The Islamic Republic of Iran: the Genesis of its foreign policy since 1979.

AuthorMottale, Morris M.

Iran and the United States

In February of 1979 an octogenarian charismatic Shiite cleric Ayatollah Ruhollah Mousavi Khomeini succeeded in bringing an end to the institutional monarchy in Iran and put an end to the last dynasty that had ruled an ancient land. The last shah of Iran, Mohammad Reza Pahlavi, went into exile and died in Egypt sometime later. Iran under a theocratic regime embarked on a radical foreign policy that changed for decades Iran's relationship with its neighbors and with the United States. (i)

The history of Washington's relations with Iran in modern times can be really traced back to World War II. While it is true that the United States had relations with Iran before that period, it is World War II that brings America to play a central and crucial role in the international relations of the area.

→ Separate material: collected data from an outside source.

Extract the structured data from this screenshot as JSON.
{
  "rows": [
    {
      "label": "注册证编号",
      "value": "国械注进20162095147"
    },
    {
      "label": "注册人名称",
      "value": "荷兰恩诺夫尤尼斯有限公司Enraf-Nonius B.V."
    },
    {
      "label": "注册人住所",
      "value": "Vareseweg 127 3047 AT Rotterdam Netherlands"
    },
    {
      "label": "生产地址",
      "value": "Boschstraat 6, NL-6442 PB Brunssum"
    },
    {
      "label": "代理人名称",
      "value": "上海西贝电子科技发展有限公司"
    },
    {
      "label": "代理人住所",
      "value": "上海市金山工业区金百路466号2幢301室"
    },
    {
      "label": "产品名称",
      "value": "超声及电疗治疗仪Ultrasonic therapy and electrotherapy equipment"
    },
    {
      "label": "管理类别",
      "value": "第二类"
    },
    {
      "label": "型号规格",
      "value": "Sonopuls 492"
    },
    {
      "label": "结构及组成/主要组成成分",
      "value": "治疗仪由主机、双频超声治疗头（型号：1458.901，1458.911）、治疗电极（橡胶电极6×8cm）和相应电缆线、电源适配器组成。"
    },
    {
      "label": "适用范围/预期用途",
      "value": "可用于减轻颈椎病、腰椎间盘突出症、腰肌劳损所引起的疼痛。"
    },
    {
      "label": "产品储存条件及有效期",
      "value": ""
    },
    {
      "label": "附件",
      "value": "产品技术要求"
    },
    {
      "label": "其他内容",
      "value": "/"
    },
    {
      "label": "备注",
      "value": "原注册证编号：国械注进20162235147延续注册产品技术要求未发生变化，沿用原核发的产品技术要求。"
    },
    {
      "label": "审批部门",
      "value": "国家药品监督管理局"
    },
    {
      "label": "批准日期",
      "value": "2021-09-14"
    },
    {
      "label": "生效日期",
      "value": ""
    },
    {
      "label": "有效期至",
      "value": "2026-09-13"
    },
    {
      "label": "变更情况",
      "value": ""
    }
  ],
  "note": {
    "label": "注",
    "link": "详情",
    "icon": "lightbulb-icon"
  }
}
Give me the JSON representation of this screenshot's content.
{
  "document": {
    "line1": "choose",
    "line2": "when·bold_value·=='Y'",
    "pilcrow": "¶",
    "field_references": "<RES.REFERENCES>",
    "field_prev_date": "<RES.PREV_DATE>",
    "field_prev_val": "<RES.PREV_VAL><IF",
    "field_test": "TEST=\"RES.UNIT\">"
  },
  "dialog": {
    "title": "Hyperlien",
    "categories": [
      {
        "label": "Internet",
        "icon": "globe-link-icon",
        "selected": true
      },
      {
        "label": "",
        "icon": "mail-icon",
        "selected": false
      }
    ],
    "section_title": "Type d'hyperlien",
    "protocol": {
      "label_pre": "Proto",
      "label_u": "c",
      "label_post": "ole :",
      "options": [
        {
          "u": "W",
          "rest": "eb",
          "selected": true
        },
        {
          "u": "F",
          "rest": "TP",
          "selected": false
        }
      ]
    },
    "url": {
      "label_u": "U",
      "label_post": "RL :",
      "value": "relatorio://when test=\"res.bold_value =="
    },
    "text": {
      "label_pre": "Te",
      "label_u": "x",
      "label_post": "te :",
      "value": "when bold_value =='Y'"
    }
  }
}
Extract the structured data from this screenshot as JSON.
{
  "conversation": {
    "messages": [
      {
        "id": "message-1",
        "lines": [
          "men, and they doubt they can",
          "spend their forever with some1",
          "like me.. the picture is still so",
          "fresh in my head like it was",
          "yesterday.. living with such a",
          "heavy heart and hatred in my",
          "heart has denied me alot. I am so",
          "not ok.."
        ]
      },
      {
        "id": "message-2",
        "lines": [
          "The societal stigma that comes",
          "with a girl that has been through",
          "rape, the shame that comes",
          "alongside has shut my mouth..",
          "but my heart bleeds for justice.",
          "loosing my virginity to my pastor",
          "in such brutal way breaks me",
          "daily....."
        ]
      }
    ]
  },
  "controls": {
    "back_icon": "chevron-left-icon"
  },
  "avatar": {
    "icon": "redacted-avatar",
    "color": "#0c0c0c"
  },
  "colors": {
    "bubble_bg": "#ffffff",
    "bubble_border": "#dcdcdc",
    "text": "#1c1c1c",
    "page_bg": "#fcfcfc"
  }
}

Two of the most important powers in the area had been Russia and Great Britain, and in fact the 19th century history of the area had seen a struggle for influence and hegemony between Moscow and London over the control of Iran. British domination of India made it inevitable for Britain to have an interest in Iranian affairs. In the earlier part of the 19th century, Russia managed to defeat Iran and seize part of its territory later to become Russian controlled Azerbaijan. As the British expanded their influence into Afghanistan and Baluchistan and into the Persian Gulf, the rulers of Iran came to confront two foreign powers that came to shape the international relations of Teheran and Persian leadership for over 150 years. (ii)

In the 19th century the ever increasing British preeminence in the area and its influence on Iranian foreign relations, and certainly Iranian imagination, shaped the dynamics of Persian nationalism and its perception of the world at large. Britain's role in Iran became even more pronounced as oil was discovered in 1908, following the successful search for it by a British businessman and oil prospector William Know D'Arcy. It iwa during this decade that the Royal Navy had decided to switch from coal to oil to power its warships. London had up to that point relied on American oil from Texas, and as America and Russia had become very large oil producers and exporters, British policy makers did not wish to be dependent on oil from countries that could potentially deny access to what had come to be a strategic resource. Thus the formation of the Anglo Iranian Oil Company and British investments in the oil industry in Iran made the area ever more important for London. Fear of German and Russian encroachments in the area gave London an ever greater interest in the strategic control of oil supplies. (iii)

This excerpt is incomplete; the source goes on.